Tim Tebow Wants to Take a Swing at the MLB
Tim Tebow will take a shot at professional baseball. As soon as the story broke, live on ESPN’s Mike and Mike, the sports world turned to Tebow for a ratings boost.
Every major sports station was looking for something to talk about other than the Olympics — the biggest sporting event in the world — and Mr. Tebow suddenly reared his head from relative obscurity, his eyes basking of the luminescent glow of the reporters camera lights once again. Tebow is the lightning rod of the sports world, equally hated and loved.
Twitter was immediately ablaze with equal praise and insults. Some former heralded ball players, like Gary Sheffield, offered praise while others were a little more harsh towards the former college football star and NFL starting quarterback.

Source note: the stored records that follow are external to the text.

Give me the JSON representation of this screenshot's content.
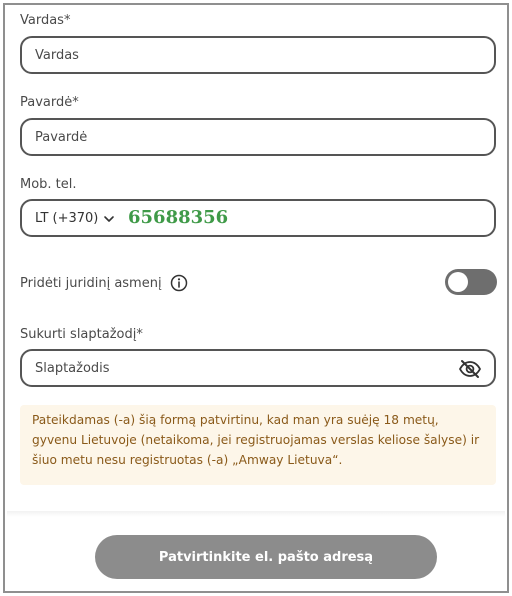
{
  "form": {
    "first_name": {
      "label": "Vardas*",
      "placeholder": "Vardas"
    },
    "last_name": {
      "label": "Pavardė*",
      "placeholder": "Pavardė"
    },
    "phone": {
      "label": "Mob. tel.",
      "country_code": "LT (+370)",
      "value": "65688356"
    },
    "legal_entity": {
      "label": "Pridėti juridinį asmenį",
      "toggle_on": false
    },
    "password": {
      "label": "Sukurti slaptažodį*",
      "placeholder": "Slaptažodis"
    },
    "notice": "Pateikdamas (-a) šią formą patvirtinu, kad man yra suėję 18 metų, gyvenu Lietuvoje (netaikoma, jei registruojamas verslas keliose šalyse) ir šiuo metu nesu registruotas (-a) „Amway Lietuva“.",
    "submit_label": "Patvirtinkite el. pašto adresą"
  },
  "icons": {
    "info": "info-icon",
    "eye_off": "eye-off-icon",
    "chevron": "chevron-down-icon"
  },
  "colors": {
    "phone_number": "#3f9a48",
    "notice_bg": "#fdf6e9",
    "notice_text": "#8a5a1a",
    "button_bg": "#8c8c8c"
  }
}
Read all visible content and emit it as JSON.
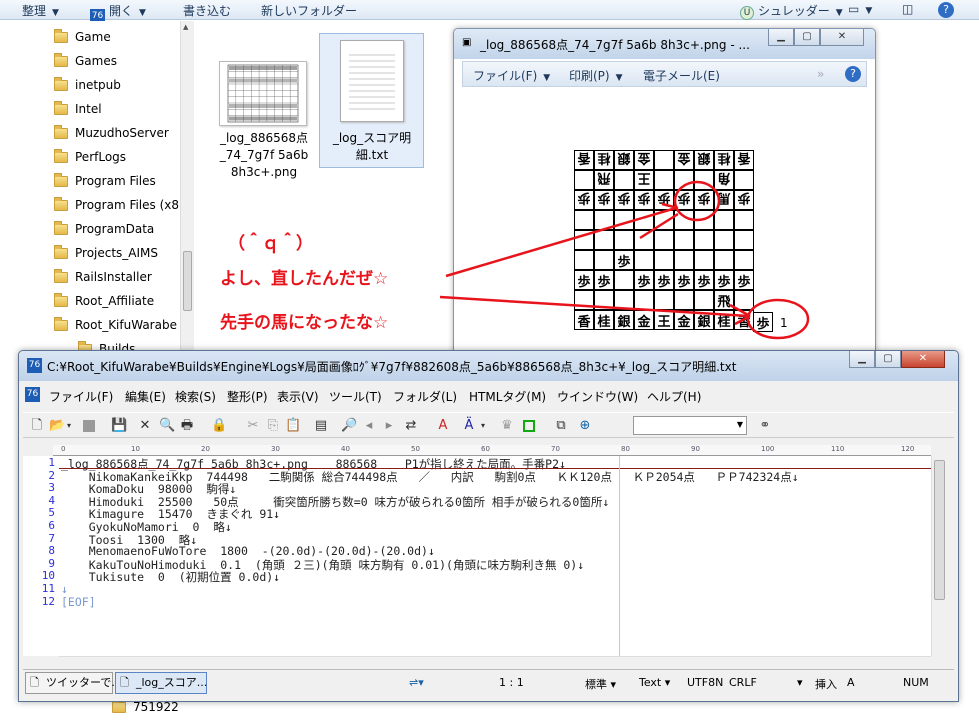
{
  "explorer": {
    "toolbar": {
      "organize": "整理",
      "open": "開く",
      "burn": "書き込む",
      "new_folder": "新しいフォルダー",
      "shredder": "シュレッダー"
    },
    "nav_items": [
      "Game",
      "Games",
      "inetpub",
      "Intel",
      "MuzudhoServer",
      "PerfLogs",
      "Program Files",
      "Program Files (x8",
      "ProgramData",
      "Projects_AIMS",
      "RailsInstaller",
      "Root_Affiliate",
      "Root_KifuWarabe",
      "Builds"
    ],
    "bottom_item": "751922",
    "files": [
      {
        "name": "_log_886568点_74_7g7f 5a6b 8h3c+.png"
      },
      {
        "name": "_log_スコア明細.txt"
      }
    ]
  },
  "viewer": {
    "title": "_log_886568点_74_7g7f 5a6b 8h3c+.png - ...",
    "menu": {
      "file": "ファイル(F)",
      "print": "印刷(P)",
      "email": "電子メール(E)"
    },
    "hand_count": "1"
  },
  "board": {
    "rows": [
      [
        "香",
        "桂",
        "銀",
        "金",
        "",
        "金",
        "銀",
        "桂",
        "香"
      ],
      [
        "",
        "飛",
        "",
        "王",
        "",
        "",
        "",
        "角",
        ""
      ],
      [
        "歩",
        "歩",
        "歩",
        "歩",
        "歩",
        "歩",
        "歩",
        "馬",
        "歩"
      ],
      [
        "",
        "",
        "",
        "",
        "",
        "",
        "",
        "",
        ""
      ],
      [
        "",
        "",
        "",
        "",
        "",
        "",
        "",
        "",
        ""
      ],
      [
        "",
        "",
        "歩",
        "",
        "",
        "",
        "",
        "",
        ""
      ],
      [
        "歩",
        "歩",
        "",
        "歩",
        "歩",
        "歩",
        "歩",
        "歩",
        "歩"
      ],
      [
        "",
        "",
        "",
        "",
        "",
        "",
        "",
        "飛",
        ""
      ],
      [
        "香",
        "桂",
        "銀",
        "金",
        "王",
        "金",
        "銀",
        "桂",
        "香"
      ]
    ],
    "inverted_rows": [
      0,
      1,
      2
    ]
  },
  "annotations": {
    "line1": "（＾ｑ＾）",
    "line2": "よし、直したんだぜ☆",
    "line3": "先手の馬になったな☆",
    "color": "#e8141c"
  },
  "editor": {
    "title": "C:¥Root_KifuWarabe¥Builds¥Engine¥Logs¥局面画像ﾛｸﾞ¥7g7f¥882608点_5a6b¥886568点_8h3c+¥_log_スコア明細.txt",
    "menu": [
      "ファイル(F)",
      "編集(E)",
      "検索(S)",
      "整形(P)",
      "表示(V)",
      "ツール(T)",
      "フォルダ(L)",
      "HTMLタグ(M)",
      "ウインドウ(W)",
      "ヘルプ(H)"
    ],
    "ruler": [
      "0",
      "10",
      "20",
      "30",
      "40",
      "50",
      "60",
      "70",
      "80",
      "90",
      "100",
      "110",
      "120"
    ],
    "lines": [
      "_log_886568点_74_7g7f 5a6b 8h3c+.png    886568    P1が指し終えた局面。手番P2↓",
      "    NikomaKankeiKkp  744498   二駒関係 総合744498点   ／   内訳   駒割0点   ＫＫ120点   ＫＰ2054点   ＰＰ742324点↓",
      "    KomaDoku  98000  駒得↓",
      "    Himoduki  25500   50点     衝突箇所勝ち数=0 味方が破られる0箇所 相手が破られる0箇所↓",
      "    Kimagure  15470  きまぐれ 91↓",
      "    GyokuNoMamori  0  略↓",
      "    Toosi  1300  略↓",
      "    MenomaenoFuWoTore  1800  -(20.0d)-(20.0d)-(20.0d)↓",
      "    KakuTouNoHimoduki  0.1  (角頭 ２三)(角頭 味方駒有 0.01)(角頭に味方駒利き無 0)↓",
      "    Tukisute  0  (初期位置 0.0d)↓",
      "↓",
      "[EOF]"
    ],
    "tabs": [
      "ツイッターで...",
      "_log_スコア..."
    ],
    "status": {
      "position": "1 : 1",
      "mode": "標準",
      "type": "Text",
      "encoding": "UTF8N",
      "eol": "CRLF",
      "insert": "挿入",
      "a": "A",
      "num": "NUM"
    }
  }
}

Former pitcher Dontrelle Willis quipped, “Tebow might rethink that when he gets 98 under the chin.” He might be right, but Tebow seems unflinching in his quest. He will not be relegated as a “side show in the minors” as he put it. No, sir. Tebow is here to play ball in the MLB. He’s here to change his reputation from dull NFL Quarterback to dull MLB outfielder.
Can It Happen?
Tebow’s athletic ability can hardly be questioned. He is a superior athlete with incredible drive and ability. Tebow has a reputation for being the first one in and the last one out, day after day, week after week, staying positive and setting the example for his team. He was a former star in high school with both football and baseball and has quality skills built from his early days playing ball.
However, the big leagues are a difficult nut to crack. Players with Tebow’s quality of talent coming from high school can spend years in the minors, playing in fall, spring and summer leagues before they get their first crack at the majors. Most don’t last very long.
But Tebow has been known to do the impossible. He was beloved at the University of Florida by fans, teammates and coaches. He was the first sophomore to win a Heisman trophy, voted MVP of his college team 3 years and helped them win a BCS title. He went into the pros and had a more than memorable win against the Pittsburgh Steelers in the playoffs — a game that capped a season full of unbelievable comeback wins and major fanfare.
Tebow had seemed to finally arrive, but his success was short lived. He was eventually passed around and let go, briefly showing up as a football analyst, briefly trying to make a comeback in the NFL.
Somehow he had become the “Kardashian” of the sports world, being famous simply for being famous, still getting air time on TV, still getting mentions in the world of Twitter, still staying on top. Then he lets loose the bomb shell, detonated over live TV and radio, hosts scrambling to find the last guy to try two sports. They apparently couldn’t find Deion Sanders or Bo Jackson so poor Danny Kannel was thrust onto the stage, people dying to know is it possible? Can Tebow do it?
That of course is to be seen, but have no fear, the media coverage will be extensive, exhausting, and infinite. Tebow will catch fly balls, hit from the cages, grab grounders, and throw home. He will do this over and over and it will be seen on every sports channel at least until the NFL regular season games start.
Then they’ll show Tim Tebow taking snaps back at Broncos camp ten years ago and roll the baseball footage again.
To hell with the Olympics, Tebow is back.